Am getting this message while trying to join an ESXi 6 host to a domain. I see a lot of KB articles, tips, forum entries, etc. on how to solve specific problems, but is there some recommended place to start with the log files on the host that will give me the best information to get to one of those "specific problems?"
So here's what may be the problem. VMware support asked for the Likewise and ESXi logs again, so I went back to the KB article that discusses how to set up logging for the Likewise agent (1026554) to jog my memory on getting that configured. What I found was that the article had been updated this week (6/2/15). Under the ESXi 6.0 section, it looks like there is now a new step that says "Start the lwsmd service by running this command:
/etc/init.d/lwsmd start
I don't recall ever taking that action before when I went through this process, but lo and behold, after starting that daemon, I was able to join all domains that it had failed on previously. (Or it appears that the daemon wasn't started from the messages I got when I ran the command.) So this service condition might be a known issue that has to be corrected in a future patch, where either the service should be set to run on startup or to start up and stay on whenever a domain join is requested.
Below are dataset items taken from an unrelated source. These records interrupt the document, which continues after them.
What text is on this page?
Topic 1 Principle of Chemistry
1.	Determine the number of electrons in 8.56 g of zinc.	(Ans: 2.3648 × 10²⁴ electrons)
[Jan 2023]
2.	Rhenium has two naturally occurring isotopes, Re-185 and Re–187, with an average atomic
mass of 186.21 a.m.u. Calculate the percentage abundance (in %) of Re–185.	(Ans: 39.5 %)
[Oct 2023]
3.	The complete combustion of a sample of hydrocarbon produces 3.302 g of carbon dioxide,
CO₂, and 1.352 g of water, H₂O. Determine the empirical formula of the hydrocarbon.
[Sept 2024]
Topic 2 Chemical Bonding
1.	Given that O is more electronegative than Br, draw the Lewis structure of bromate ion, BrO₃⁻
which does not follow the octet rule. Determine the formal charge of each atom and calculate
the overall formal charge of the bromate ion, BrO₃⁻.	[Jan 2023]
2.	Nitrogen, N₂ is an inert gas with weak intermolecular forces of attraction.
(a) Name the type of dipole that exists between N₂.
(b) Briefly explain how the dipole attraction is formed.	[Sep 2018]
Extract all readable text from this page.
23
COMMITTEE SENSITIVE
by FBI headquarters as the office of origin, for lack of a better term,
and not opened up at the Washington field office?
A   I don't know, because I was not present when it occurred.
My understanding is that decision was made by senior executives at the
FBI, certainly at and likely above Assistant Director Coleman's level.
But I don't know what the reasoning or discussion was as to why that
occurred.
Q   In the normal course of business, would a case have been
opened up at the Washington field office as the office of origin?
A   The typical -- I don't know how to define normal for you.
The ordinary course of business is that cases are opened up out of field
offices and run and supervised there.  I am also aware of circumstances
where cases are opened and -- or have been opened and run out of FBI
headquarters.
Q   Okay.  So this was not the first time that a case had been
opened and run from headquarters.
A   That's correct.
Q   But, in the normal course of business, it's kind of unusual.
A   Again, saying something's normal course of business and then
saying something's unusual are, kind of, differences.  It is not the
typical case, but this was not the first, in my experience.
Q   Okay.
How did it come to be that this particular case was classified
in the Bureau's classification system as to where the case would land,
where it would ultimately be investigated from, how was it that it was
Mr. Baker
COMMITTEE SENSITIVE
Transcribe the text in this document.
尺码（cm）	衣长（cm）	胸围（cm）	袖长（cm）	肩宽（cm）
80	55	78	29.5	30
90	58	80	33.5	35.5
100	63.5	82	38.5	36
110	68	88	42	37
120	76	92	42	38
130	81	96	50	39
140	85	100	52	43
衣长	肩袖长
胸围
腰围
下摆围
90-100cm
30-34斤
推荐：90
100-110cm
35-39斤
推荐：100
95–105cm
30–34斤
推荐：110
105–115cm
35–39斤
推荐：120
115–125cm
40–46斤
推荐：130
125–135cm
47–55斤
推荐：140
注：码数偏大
Furthermore, there's another article that says that you need to set that service to start automatically using
chkconfig lwsmd on
which may have been the root cause of why it wouldn't start whenever I rebooted the host. Being that that's a very low level service, I wouldn't have had any idea it was running or not.
Now this whole thing might be completely off the mark and may or may not work for anyone else, but I can definitely say that the host joined after I manually ran that service startup script on the host, after not being able to join via many other troubleshooting actions.
May I know the what is the user credential format you are using while adding the host to domain and all required ports are open in your environment?
The UPN format (user@do.main.com) and yes I know the NETBIOS-style reference (DO-MAIN\user) doesn't work.
Active Directory service is running and the firewall is in its default configuration with the "Active Directory All" item checked (88,123,137,139,389,445,464,3268,51915 outbound).
Cool,To be Frank I didn't add my test environment with AD.May be I should try.Lemme see if I come across similar issues.
usafseic,
I have been spending a lot of time troubleshooting this for a large customer where we have nearly 500 hosts to get joined to the domain. Here are some of the things I have had to do and check to get it working.
First of all see this article for enabling logging for the Likewise agents. These are the log files you can review, however they haven't been very helpful for me. http://kb.vmware.com/selfservice/microsites/search.do?language=en_US&cmd=displayKC&externalId=102655...
One thing I've noticed is that I am much more successful joining the domain immediately after a fresh reboot. My new process is to reboot the host, join the domain, then reboot again. If I let the host sit too long after a reboot before joining the domain I get the same error as you do. That has solved 80% of my issues so far. It is not the most ideal, but it seems to work.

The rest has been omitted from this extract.